Sono presenti Giovanni Squadrelli, sua figlia Caterina, Fedele Maria Vaccari, suo cugino Don Giuseppe Vaccari (che, sembra di intuire tra le righe, doveva esercitare la funzione di componente autorevole o dominante della famiglia di  Fedele), il notaio Giulio Domenico Calvi di Sant’Agata e due testimoni, Francesco Bellingeri fu Carlo e Gerolamo Ottone del vivente Pietro Giovanni ambi nativi ed abitanti del luogo di Sant'Agata, testimoni richiesti astanti, cogniti.

Caterina Squadrelli e Fedele Maria Vaccari si erano sposati nel 1771, cioè 21 anni prima.
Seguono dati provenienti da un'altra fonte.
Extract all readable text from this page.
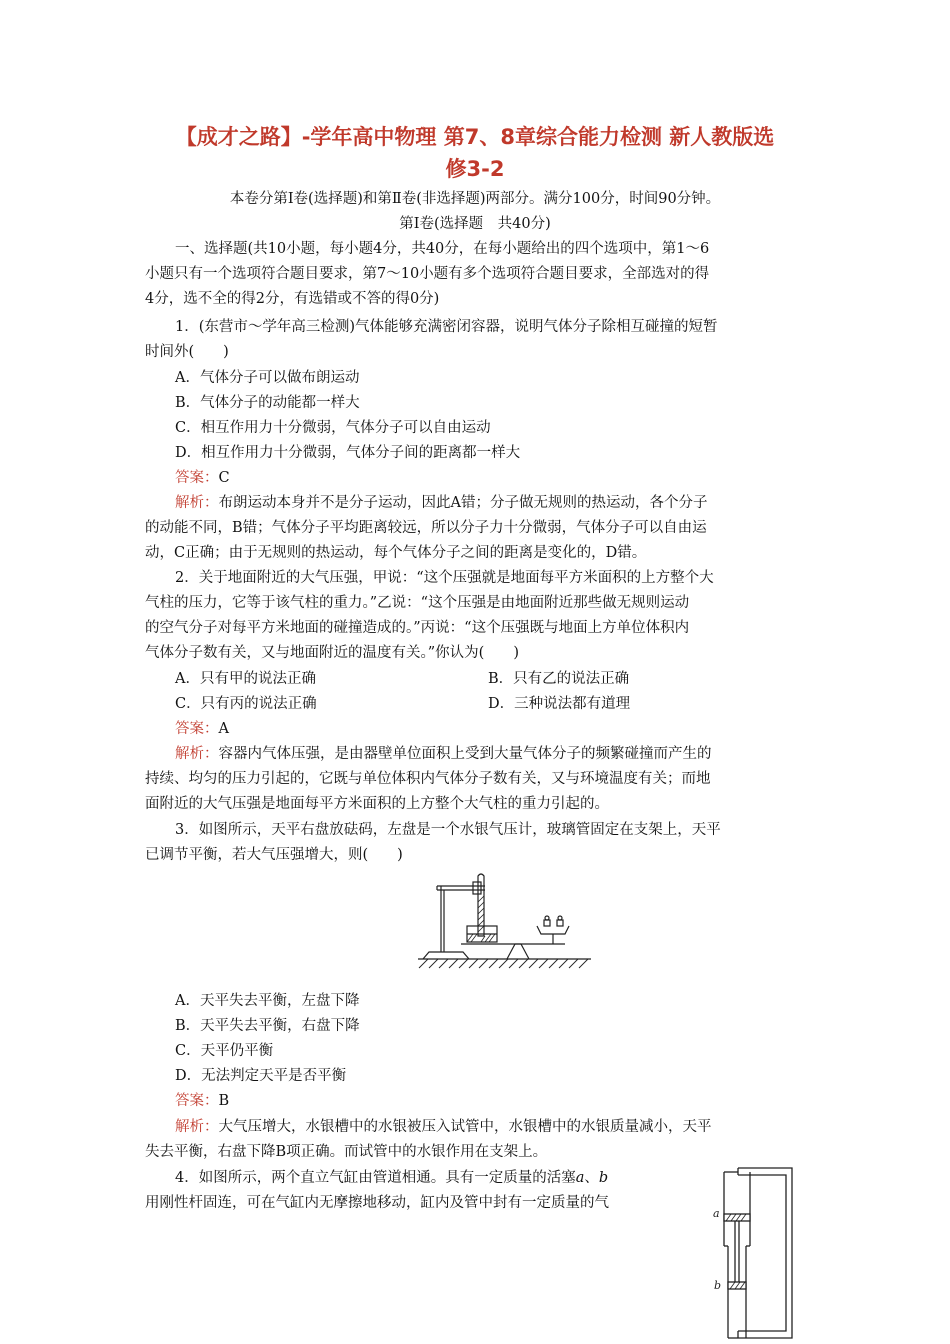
【成才之路】-学年高中物理 第7、8章综合能力检测 新人教版选
修3-2
本卷分第Ⅰ卷(选择题)和第Ⅱ卷(非选择题)两部分。满分100分，时间90分钟。
第Ⅰ卷(选择题　共40分)
一、选择题(共10小题，每小题4分，共40分，在每小题给出的四个选项中，第1～6
小题只有一个选项符合题目要求，第7～10小题有多个选项符合题目要求，全部选对的得
4分，选不全的得2分，有选错或不答的得0分)
1．(东营市～学年高三检测)气体能够充满密闭容器，说明气体分子除相互碰撞的短暂
时间外(　　)
A．气体分子可以做布朗运动
B．气体分子的动能都一样大
C．相互作用力十分微弱，气体分子可以自由运动
D．相互作用力十分微弱，气体分子间的距离都一样大
答案：C
解析：布朗运动本身并不是分子运动，因此A错；分子做无规则的热运动，各个分子
的动能不同，B错；气体分子平均距离较远，所以分子力十分微弱，气体分子可以自由运
动，C正确；由于无规则的热运动，每个气体分子之间的距离是变化的，D错。
2．关于地面附近的大气压强，甲说：“这个压强就是地面每平方米面积的上方整个大
气柱的压力，它等于该气柱的重力。”乙说：“这个压强是由地面附近那些做无规则运动
的空气分子对每平方米地面的碰撞造成的。”丙说：“这个压强既与地面上方单位体积内
气体分子数有关，又与地面附近的温度有关。”你认为(　　)
A．只有甲的说法正确	B．只有乙的说法正确
C．只有丙的说法正确	D．三种说法都有道理
答案：A
解析：容器内气体压强，是由器壁单位面积上受到大量气体分子的频繁碰撞而产生的
持续、均匀的压力引起的，它既与单位体积内气体分子数有关，又与环境温度有关；而地
面附近的大气压强是地面每平方米面积的上方整个大气柱的重力引起的。
3．如图所示，天平右盘放砝码，左盘是一个水银气压计，玻璃管固定在支架上，天平
已调节平衡，若大气压强增大，则(　　)
A．天平失去平衡，左盘下降
B．天平失去平衡，右盘下降
C．天平仍平衡
D．无法判定天平是否平衡
答案：B
解析：大气压增大，水银槽中的水银被压入试管中，水银槽中的水银质量减小，天平
失去平衡，右盘下降B项正确。而试管中的水银作用在支架上。
4．如图所示，两个直立气缸由管道相通。具有一定质量的活塞a、b
用刚性杆固连，可在气缸内无摩擦地移动，缸内及管中封有一定质量的气
a
b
Il padre di Caterina aveva allora promesso la dote (di cui aveva dato un anticipo nel 1773) ed aveva fornito  alla figlia  il corredo, o agreo, come viene scritto nell’atto notarile utilizzando  un vocabolo che è ancora oggi noto nel  dialetto  locale (agré).

            Non essendosi  fino a quel momento stilato nessun documento in merito, viene convocato il regio notaro Giulio Domenico Calvi per provvedervi.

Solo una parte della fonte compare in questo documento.